空気を加熱するのはやめよう:ウェーハを乾燥させるためのより良い方法
半導体製造工場では、従来の抵抗式ヒーターに代わって、デジタル型の赤外線乾燥装置が使われています。なぜでしょうか?単一のウェーハを乾燥させるためだけに、オーブン全体を加熱するのは、エネルギーの無駄遣いです。まるで、パンをトーストするためだけに家全体を温めるようなものです。
熱を正しい場所に送る
一般的な対流式オーブンでは、空気を加熱するのに多くの時間がかかります。しかし、私たちの赤外線システムはそうではありません。短波放射を利用して、エネルギーを直接ウェーハに送り込みます。
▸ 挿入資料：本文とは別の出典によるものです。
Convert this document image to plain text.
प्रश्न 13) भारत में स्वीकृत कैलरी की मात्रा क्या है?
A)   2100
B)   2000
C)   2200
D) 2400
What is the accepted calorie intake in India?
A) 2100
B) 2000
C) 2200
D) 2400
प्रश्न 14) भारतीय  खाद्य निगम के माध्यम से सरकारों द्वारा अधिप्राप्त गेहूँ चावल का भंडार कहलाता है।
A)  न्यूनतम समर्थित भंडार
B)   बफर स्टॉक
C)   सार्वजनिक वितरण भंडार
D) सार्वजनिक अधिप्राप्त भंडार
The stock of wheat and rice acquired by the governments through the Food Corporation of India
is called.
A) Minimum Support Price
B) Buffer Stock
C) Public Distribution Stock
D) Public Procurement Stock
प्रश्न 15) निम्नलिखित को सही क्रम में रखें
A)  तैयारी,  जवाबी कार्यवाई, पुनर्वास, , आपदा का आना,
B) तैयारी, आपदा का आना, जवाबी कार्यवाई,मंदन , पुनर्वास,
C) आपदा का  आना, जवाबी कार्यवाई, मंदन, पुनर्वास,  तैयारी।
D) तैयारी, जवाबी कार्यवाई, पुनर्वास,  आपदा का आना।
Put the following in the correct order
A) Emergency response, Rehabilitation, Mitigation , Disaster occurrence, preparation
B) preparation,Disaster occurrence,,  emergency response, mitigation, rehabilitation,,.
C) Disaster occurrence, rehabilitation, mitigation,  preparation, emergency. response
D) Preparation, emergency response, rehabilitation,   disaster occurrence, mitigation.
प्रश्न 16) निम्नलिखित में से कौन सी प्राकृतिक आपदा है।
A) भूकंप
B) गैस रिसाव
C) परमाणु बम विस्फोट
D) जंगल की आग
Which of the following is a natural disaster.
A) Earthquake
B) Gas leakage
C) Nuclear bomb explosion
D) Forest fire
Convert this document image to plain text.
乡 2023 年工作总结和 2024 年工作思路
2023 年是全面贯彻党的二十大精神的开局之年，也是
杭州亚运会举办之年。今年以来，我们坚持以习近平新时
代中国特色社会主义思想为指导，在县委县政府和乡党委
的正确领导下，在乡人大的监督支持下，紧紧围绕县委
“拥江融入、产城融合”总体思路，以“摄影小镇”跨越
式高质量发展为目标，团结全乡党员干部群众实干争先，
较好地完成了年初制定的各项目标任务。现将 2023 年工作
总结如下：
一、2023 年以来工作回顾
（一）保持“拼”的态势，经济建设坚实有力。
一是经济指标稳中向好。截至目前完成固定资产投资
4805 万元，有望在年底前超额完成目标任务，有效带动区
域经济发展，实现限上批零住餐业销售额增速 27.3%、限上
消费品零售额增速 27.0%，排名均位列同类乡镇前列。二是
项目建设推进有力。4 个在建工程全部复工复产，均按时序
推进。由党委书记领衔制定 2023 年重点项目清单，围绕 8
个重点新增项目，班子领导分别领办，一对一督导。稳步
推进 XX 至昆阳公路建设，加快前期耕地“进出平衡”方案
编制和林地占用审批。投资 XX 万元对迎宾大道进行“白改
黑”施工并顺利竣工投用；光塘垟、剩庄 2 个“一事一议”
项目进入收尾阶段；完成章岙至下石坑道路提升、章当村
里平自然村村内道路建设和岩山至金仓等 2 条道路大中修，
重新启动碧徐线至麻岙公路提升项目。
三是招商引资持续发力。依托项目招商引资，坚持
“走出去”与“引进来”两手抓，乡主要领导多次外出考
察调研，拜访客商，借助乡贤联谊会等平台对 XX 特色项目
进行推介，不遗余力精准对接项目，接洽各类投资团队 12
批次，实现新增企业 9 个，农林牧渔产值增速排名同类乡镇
PID制御方式のデジタルコントローラーを使って、実時間で出力を調整します。これにより、アナログ式の装置では起こりがちな「過剰な加熱」の問題が解消されます。目標温度に達した後も温度が上昇し続けるということがありません。空気を加熱するのではなく、ウェーハ自体を直接加熱することで、温度上昇の時間が短縮されます。結果として、二酸化炭素の排出量も減少します。
コントロール回路の仕組み
ここでは、配線がしっかりしている必要があります。高周波スイッチングが用いられます。
サーミスタからの情報を即座に受け取り、数ミリ秒以内にランプの出力を調整できるシステムが必要です。コントローラーが遅れると、ウェーハが焦げたり、水分が残ったりしてしまいます。どちらも良い結果にはなりません。スムーズに動作させるために、通常はSCRと組み合わせて使用します。これにより、電力の供給が安定し、予測可能になります。
問題点:熱の管理
ただし、高密度の赤外線アレイは非常に高温になります。
乾燥処理自体ではエネルギーを節約できても、周辺の電子機器が壊れないように冷却ファンをフル稼働させなければなりません。排気システムを十分に整えずにいると、周囲の熱がセンサーに影響を与え、全体のシステムが停止してしまいます。これはトレードオフですが、事前に対策を講じておけば容易に対処できます。
工場にとっての意味
結局のところ、重要なのは1枚のウェーハあたりのエネルギー消費量です。
私たちは、遅くてエネルギーを多く消費するプロセスを、迅速で効率的なプロセスに変えています。クリーンルームの脱炭素化を図りたい人にとって、これは最も効果的な方法です。ウェーハの処理速度が上がり、電気代も削減できます。まさにウィンウィンです。